I RECENTLY JOINED PARK DISTRICT’S FIRE CAPTAIN BRIAN CORDEIRO on a tour of some goat-grazing sites along the Stonewall Ridge Trail in the Claremont Canyon Regional Preserve. Captain Cordeiro is in charge of overseeing the goat-grazing program for the District from Castro Valley to Richmond
“Homeowners love the goats,” says Cordeiro. It’s true. Goats are efficient consumers of low, “flashy” fuels (grass and weeds), especially in areas that are steep and treacherous. However, many people, including myself, have now come to realize that goats can be detrimental. They eat ALL vegetation, including desirable, beneficial native plants and shrubs. They also churn up the soil, creating erosion and water-quality problems.
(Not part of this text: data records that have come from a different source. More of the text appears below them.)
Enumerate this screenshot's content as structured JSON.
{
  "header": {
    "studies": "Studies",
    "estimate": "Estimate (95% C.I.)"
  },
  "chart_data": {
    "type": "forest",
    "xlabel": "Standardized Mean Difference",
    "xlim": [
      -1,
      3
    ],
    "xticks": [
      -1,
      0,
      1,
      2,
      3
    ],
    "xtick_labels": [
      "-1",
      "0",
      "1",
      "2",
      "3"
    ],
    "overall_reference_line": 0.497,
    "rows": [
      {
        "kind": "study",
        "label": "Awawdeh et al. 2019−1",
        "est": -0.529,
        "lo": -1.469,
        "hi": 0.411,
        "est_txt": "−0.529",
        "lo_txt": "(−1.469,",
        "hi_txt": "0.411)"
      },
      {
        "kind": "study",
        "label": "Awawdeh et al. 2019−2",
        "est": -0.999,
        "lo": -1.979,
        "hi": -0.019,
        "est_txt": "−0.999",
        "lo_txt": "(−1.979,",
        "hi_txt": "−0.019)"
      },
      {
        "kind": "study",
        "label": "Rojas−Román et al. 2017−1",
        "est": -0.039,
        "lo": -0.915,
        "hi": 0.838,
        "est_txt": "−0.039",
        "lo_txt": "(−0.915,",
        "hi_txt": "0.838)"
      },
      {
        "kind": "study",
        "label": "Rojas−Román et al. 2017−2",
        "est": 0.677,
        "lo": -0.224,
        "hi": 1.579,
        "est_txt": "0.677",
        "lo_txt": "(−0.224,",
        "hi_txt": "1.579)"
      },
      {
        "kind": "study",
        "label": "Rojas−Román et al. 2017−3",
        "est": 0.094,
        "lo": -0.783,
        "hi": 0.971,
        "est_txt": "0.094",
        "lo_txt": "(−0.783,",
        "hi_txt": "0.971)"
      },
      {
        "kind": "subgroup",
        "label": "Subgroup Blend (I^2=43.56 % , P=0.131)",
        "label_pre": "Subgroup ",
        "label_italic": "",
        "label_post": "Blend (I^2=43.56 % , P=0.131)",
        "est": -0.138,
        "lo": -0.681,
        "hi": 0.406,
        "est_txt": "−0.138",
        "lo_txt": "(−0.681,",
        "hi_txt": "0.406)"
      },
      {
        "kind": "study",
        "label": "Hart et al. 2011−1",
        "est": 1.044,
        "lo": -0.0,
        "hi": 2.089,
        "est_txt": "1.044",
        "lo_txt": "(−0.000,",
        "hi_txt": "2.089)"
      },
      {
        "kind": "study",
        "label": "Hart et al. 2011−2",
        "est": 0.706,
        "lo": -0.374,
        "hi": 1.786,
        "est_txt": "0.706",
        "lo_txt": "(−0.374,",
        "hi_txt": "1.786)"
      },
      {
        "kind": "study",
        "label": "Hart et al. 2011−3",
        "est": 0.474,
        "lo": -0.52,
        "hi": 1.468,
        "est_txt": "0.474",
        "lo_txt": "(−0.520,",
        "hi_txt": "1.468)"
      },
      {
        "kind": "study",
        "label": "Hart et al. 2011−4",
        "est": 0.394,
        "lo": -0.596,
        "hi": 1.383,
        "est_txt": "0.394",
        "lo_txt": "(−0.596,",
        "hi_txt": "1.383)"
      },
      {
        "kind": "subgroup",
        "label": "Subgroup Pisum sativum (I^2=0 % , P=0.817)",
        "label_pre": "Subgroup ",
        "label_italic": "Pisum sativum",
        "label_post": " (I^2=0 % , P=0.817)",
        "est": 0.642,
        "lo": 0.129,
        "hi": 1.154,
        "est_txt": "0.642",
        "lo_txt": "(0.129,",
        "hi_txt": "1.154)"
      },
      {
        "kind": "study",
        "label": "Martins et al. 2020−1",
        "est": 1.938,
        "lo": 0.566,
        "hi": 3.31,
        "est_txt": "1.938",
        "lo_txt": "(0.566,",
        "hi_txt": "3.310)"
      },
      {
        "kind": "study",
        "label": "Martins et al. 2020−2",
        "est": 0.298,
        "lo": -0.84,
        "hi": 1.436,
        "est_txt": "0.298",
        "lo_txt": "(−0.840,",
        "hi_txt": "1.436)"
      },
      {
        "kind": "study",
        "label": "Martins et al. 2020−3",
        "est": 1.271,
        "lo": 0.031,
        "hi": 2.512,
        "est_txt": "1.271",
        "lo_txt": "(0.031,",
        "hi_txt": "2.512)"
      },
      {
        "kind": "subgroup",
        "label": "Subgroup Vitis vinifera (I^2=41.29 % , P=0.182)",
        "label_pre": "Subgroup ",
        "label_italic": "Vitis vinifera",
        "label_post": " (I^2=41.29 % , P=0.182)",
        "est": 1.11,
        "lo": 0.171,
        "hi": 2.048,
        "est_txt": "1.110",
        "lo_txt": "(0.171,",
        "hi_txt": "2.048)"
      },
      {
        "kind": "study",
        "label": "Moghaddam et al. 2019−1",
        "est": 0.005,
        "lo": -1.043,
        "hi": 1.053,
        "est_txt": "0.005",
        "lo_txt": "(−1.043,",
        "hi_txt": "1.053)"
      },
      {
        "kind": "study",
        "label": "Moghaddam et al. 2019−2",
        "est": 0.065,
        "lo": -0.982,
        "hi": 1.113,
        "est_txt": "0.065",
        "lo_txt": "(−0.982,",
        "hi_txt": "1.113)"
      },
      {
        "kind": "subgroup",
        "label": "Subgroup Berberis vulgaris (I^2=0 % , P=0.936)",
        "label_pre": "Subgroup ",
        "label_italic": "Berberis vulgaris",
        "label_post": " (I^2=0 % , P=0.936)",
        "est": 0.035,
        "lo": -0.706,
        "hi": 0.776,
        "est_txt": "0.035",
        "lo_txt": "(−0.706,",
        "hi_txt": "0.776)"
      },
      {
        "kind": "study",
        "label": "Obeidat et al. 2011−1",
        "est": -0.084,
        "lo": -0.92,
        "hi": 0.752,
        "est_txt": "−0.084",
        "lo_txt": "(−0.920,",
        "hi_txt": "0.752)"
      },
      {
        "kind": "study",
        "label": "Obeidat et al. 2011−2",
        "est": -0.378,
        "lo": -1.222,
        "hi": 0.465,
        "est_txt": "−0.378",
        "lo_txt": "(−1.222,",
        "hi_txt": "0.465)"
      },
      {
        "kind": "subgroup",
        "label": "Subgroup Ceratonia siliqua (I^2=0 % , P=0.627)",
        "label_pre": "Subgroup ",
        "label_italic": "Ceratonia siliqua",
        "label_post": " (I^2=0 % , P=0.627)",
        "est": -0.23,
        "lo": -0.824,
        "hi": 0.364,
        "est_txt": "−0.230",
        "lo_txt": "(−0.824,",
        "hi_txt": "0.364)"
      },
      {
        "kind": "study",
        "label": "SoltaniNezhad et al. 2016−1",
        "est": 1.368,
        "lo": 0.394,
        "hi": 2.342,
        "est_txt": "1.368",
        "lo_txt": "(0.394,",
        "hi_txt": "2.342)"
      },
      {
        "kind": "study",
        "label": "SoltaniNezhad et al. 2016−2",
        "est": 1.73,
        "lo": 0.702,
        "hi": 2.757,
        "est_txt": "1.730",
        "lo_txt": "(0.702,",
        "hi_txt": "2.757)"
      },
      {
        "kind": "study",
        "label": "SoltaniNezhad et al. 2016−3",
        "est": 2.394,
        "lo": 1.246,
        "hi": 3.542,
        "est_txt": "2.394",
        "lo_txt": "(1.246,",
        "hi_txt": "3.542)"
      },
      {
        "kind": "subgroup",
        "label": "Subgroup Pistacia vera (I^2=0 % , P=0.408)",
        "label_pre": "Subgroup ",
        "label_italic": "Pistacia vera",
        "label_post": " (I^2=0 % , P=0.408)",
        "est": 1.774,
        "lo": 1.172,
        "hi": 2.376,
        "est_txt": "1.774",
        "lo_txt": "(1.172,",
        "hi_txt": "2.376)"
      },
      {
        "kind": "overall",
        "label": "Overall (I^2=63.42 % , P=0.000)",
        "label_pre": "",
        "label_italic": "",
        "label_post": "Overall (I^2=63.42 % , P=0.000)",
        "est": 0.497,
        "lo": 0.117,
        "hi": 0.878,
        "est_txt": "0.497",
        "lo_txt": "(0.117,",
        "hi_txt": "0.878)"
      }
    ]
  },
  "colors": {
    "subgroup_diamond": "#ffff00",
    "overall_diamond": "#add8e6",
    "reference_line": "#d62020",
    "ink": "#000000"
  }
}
Laura Baker, Conservation Chair of the East Bay Chapter of the California Native Plant Society, has been a close observer of the goat grazing program for a long time. Speaking as a private citizen, she reflected the views of many environmentalists. “As currently practiced, goat grazing to reduce fuels in the East Bay Hills is simply wholesale biomass removal,” says Baker. “What goats do is damage—they’re like locusts with horns and hooves. They girdle trees and shrubs, trample soil, and defecate weed seed. They’re popular because they’re cheap: the agencies don’t have to pay for people trained to manage the resource.”
While goat herders like Goats R Us (see picture below) usually charge about $700 per acre, they charge the District less than half that amount in return for being allowed to over-winter their livestock on District land. It’s a deal for both sides that’s too good to pass up. To improve the grazing program, Baker suggests requiring the grazing manager to securely enclose sensitive resources, to monitor the intensity and timing of grazing, and to ensure that weed invasions haven’t been triggered. She also thinks that the program should be under the oversight of the Rangeland Manager, who is responsible for the District’s other grazing programs. “What folks need to know is that in many instances there are better alternatives to goat grazing. To the District’s credit, these are mentioned in its recently released draft Vegetation Management Program. Other agencies, like the City of Oakland, also have to re-think their goat grazing programs and follow the District’s lead by creating an actual plan to manage vegetation for its native habitat value, not just its fuels component.”
After I showed Captain Cordeiro the oaks and toyon trees in the Claremont Canyon Preserve that had been girdled and killed by the goats, he decided to rotate the herds off the site for a year to let some of the vegetation recover. “I don’t like to see bare soil,” he said, but he added, “Goats are here to stay, but they are not going to increase any more.” That will come as welcome news to many.